Fourth Period Classes Decorate Doors for Black Excellence Month


Mika Strickler

During the month of February, teachers and students celebrated Black Excellence Month with a door decorating contest to honor the contributions of Black scholars, leaders, activists, and other figures. 

Fourth period classes–or fifth period for teachers who don’t have a fourth period class– competed to decorate their classroom doors to showcase important figures for Black Excellence Month. Attendance technician Rashawnia Sallee-Jackson introduced the idea of Black Excellence Month door decorating to the Black Student Union (BSU) and Leadership, since she’s done this activity at schools she’s worked at in the past. “ I think it helps to show the students all aspects of a culture that they might not know much about, or even have had misconstrued information about. It opens up minds, eyes, conversations and hearts. It also often leads to students asking questions, reading more, doing research to learn about these important members of American History,” Sallee-Jackson said.


BSU and Leadership’s Equity and Curriculum Commissions introduced the contest by announcing the challenge to teachers and judging the doors after school on Feb. 21. The goal of the competition was to educate students on Black excellence figures and build awareness of the successes of Black contributors.   

Designs varied by teacher, and many teachers chose to showcase themes and people that are relevant to their subjects.
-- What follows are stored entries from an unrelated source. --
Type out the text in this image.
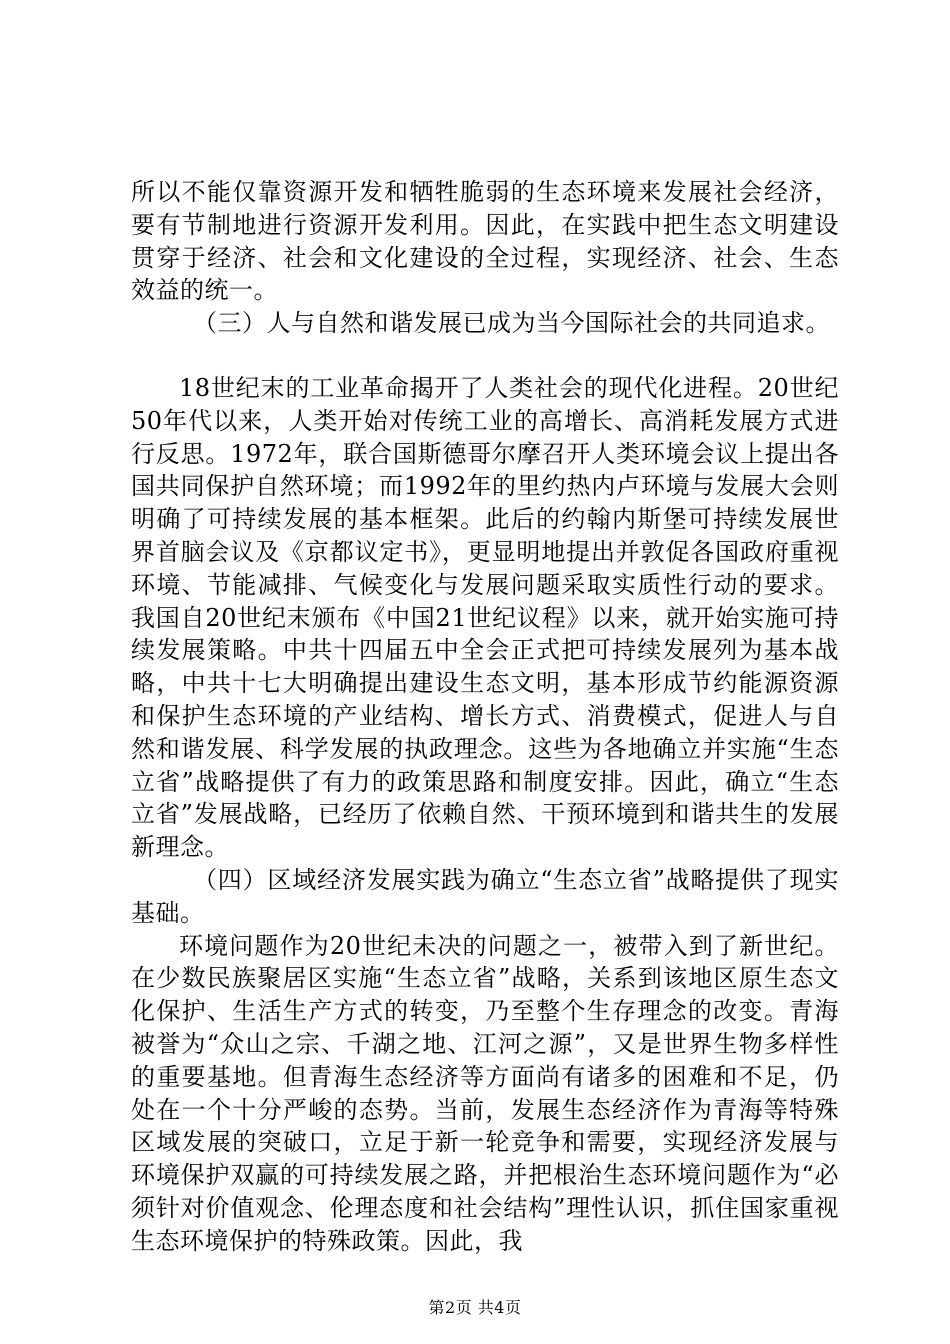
所以不能仅靠资源开发和牺牲脆弱的生态环境来发展社会经济，要有节制地进行资源开发利用。因此，在实践中把生态文明建设贯穿于经济、社会和文化建设的全过程，实现经济、社会、生态效益的统一。

（三）人与自然和谐发展已成为当今国际社会的共同追求。

18世纪末的工业革命揭开了人类社会的现代化进程。20世纪50年代以来，人类开始对传统工业的高增长、高消耗发展方式进行反思。1972年，联合国斯德哥尔摩召开人类环境会议上提出各国共同保护自然环境；而1992年的里约热内卢环境与发展大会则明确了可持续发展的基本框架。此后的约翰内斯堡可持续发展世界首脑会议及《京都议定书》，更显明地提出并敦促各国政府重视环境、节能减排、气候变化与发展问题采取实质性行动的要求。我国自20世纪末颁布《中国21世纪议程》以来，就开始实施可持续发展策略。中共十四届五中全会正式把可持续发展列为基本战略，中共十七大明确提出建设生态文明，基本形成节约能源资源和保护生态环境的产业结构、增长方式、消费模式，促进人与自然和谐发展、科学发展的执政理念。这些为各地确立并实施“生态立省”战略提供了有力的政策思路和制度安排。因此，确立“生态立省”发展战略，已经历了依赖自然、干预环境到和谐共生的发展新理念。

（四）区域经济发展实践为确立“生态立省”战略提供了现实基础。

环境问题作为20世纪未决的问题之一，被带入到了新世纪。在少数民族聚居区实施“生态立省”战略，关系到该地区原生态文化保护、生活生产方式的转变，乃至整个生存理念的改变。青海被誉为“众山之宗、千湖之地、江河之源”，又是世界生物多样性的重要基地。但青海生态经济等方面尚有诸多的困难和不足，仍处在一个十分严峻的态势。当前，发展生态经济作为青海等特殊区域发展的突破口，立足于新一轮竞争和需要，实现经济发展与环境保护双赢的可持续发展之路，并把根治生态环境问题作为“必须针对价值观念、伦理态度和社会结构”理性认识，抓住国家重视生态环境保护的特殊政策。因此，我

第2页 共4页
Latin teacher Jennifer Mullowney’s door displayed Black professors that teach about the classical world, while AP Environmental Science Jyllian Smith’s door exhibited Black scientists. Additionally, English and Deconstructing Race teacher Steve Poling’s door was decorated with examples of Afro-futurism, a genre that focuses on the combination of science-fiction elements and technology and African culture. “My door design, Afro-futurism, is inspired by black musicians, artists, and writers who use their creative talents and unique perspectives to envision a better future,” Poling said.  

The competition marks an effort to highlight the positives of Black history rather than the negatives. “The door decorating is significant because it educates the students about the excellent achievements in Black history in America instead of only focusing on horrible events like slavery or racist brutality” junior Harshal Puranik, a member of Leadership’s Equity Commission, said.

BSU and the Equity Commission chose three winning doors: Rebecca Promessi’s classroom 111, Matthew Sweeney’s classroom 163, and Kelly Ginnochio’s classroom 181. Promessi’s door honored victims of police violence, Sweeney’s featured examples of Black resistance, and Ginnochio’s was a map of Black excellence around the world. The classes won a donut breakfast. “It is too hard to pick just one door as my favorite. To be honest it simply warmed my heart to see the effort and energy that all the classes put into accomplishing their respective doors. Each one of them warmed my heart and the fact that everyone put so much effort into them brought tears to my eyes,” Sallee-Jackson said.